İç Anadolu’nun önemli küçükbaş üretim merkezi Kayseri’de hayvancılık sektörü sürekli kan kaybediyor. Son üç yılda bine yakın besici, geliri giderini karşılamadığı gerekçesiyle işi bıraktı. Bunun sonucu olarak, sektörde önemli bir yere sahip olan küçükbaş hayvan varlığı yüzde 50 oranında azalarak, 520 bin 098’den 260 bine geriledi. Bakanlığın koyun başına 10 lira destek primi vermesine karşın, gerek besi gerekse damızlık hayvan üretiminde, kaybın önüne geçilemediği, düşüşün devam ederek yıl sonuna kadar bu sayının 240 bine inebileceği ileri sürüldü.
Büyükbaş da düşüşün, yavaş seyretmesine karşın, küçükbaş hayvan varlığının erime noktasına yaklaşmasındaki nedenler, sektörde uygulanan hatalı politikalarla, fiyatlardaki istikrarsız gidişe bağlanıyor. Önde gelen besicilerden, Damızlık Koyun- Keçi Yetiştiricileri Birliği eski başkanı Ali Yüce, Kayseri’nin küçükbaş hayvan yetiştiriciliğinde önemli bir konuma sahip olmasına karşın, son yıllarda yaşanan sorunlar yüzünden sektörün kan kaybına uğradığını söyledi.
Bakım ve yem giderlerinin pahalı, buna karşılık canlı hayvanın ucuz olduğunu dile getiren Yüce, şöyle konuştu: “Küçükbaş hayvancılığın il ekonomisinde kendine özgü bir yeri var. Ne var ki; girdiler çok yüksek. Buna karşın besici, elindeki canlı hayvanın karşılığını alamıyor. Yani hayvan para etmiyor. Uygulanan hatalı politikalar yüzünden, geliriyle giderini karşılayamayan üretici sektörden çekilmek zorunda kalıyor. Hal böyle olunca, küçükbaş hayvancılık özelliğini kaybediyor. Önlem alınmadığı takdirde, Kayseri’de hayvancılığın geleceği karanlık.” dedi.
Yüce’nin verdiği bilgiye göre, kilosu besicide 11 liradan işlem gören canlı koyun kasaplarda 28, marketlerde 33 liradan satılıyor.
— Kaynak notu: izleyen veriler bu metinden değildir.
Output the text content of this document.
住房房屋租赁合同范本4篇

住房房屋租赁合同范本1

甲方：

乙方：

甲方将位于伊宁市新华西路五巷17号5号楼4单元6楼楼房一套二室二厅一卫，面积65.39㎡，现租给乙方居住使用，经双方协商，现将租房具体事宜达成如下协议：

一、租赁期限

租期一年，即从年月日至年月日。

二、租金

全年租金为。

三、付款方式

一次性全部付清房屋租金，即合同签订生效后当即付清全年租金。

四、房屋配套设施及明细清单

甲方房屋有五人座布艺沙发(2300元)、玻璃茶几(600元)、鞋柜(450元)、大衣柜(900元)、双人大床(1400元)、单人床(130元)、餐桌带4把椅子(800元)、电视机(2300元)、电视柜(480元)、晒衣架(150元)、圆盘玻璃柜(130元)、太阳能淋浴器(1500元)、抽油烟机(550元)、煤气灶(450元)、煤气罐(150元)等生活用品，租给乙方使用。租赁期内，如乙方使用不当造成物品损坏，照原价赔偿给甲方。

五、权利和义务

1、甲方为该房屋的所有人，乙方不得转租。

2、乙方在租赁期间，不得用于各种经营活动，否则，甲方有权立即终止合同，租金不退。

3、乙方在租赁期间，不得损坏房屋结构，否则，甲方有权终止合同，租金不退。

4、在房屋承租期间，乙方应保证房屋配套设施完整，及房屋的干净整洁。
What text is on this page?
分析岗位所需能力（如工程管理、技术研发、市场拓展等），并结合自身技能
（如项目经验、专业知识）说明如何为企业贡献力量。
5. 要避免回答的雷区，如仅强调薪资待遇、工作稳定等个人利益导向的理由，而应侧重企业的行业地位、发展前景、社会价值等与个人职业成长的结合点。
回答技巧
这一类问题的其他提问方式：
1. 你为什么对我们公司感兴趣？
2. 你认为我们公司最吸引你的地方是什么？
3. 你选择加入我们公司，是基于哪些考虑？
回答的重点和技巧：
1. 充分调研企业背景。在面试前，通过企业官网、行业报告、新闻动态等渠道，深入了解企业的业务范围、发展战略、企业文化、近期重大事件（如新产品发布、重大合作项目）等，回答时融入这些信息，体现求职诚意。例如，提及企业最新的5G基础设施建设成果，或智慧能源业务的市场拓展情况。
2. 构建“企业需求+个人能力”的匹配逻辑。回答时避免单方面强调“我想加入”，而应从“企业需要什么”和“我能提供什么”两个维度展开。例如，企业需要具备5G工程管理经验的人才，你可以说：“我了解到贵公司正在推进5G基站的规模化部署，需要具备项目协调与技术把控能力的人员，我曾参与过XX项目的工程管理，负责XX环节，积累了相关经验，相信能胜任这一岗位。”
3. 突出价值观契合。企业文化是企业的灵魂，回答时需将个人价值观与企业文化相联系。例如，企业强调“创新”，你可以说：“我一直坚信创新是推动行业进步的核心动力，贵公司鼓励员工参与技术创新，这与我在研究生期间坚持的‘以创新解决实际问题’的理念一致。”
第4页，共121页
Fiyatlardaki bu fark, besiciye geri adım attırmakla kalmıyor, sektörün geleceğini de çıkmaza sürüklüyor. Yüce, üretici sayısının kısa zamanda yarı yarıya azalarak, 2 bin 258’den bin 130’lara gerilemesinin nedenini, fiyatlardaki istikrarsızlığa bağladı.
Kaçak et üretimi ve hayvan kaçakçılığı önlensin
Besiciliğin önündeki en büyük açmazın, maliyeti karşılamayan fiyatlar olduğuna işaret eden Yüce, “Arpa pahalı, saman pahalı. Yoncaya güç yetmiyor. Bakım ve ilaç masrafları da öyle. Yağış ve ürün bolluğu da yem fiyatlarındaki artışları frenlemeye yetmiyor. Olan besiciye oluyor. Koyun yetiştiriciliğinde iyi yerlerde olması gereken Kayseri, sorunların üstesinden gelemediği için hem kendi kaybediyor hem de ülke ekonomisi. kaybediyor. Bakanlık geçen yıl koyun başına verdiği 9 lira destek primini bu yıl 10 liraya çıkardı. Ancak canlı hayvan değerini bulmadığı için, verilen destek mevcut hayvan varlığını bile korumaya yetmedi” ifadelerini kullandı.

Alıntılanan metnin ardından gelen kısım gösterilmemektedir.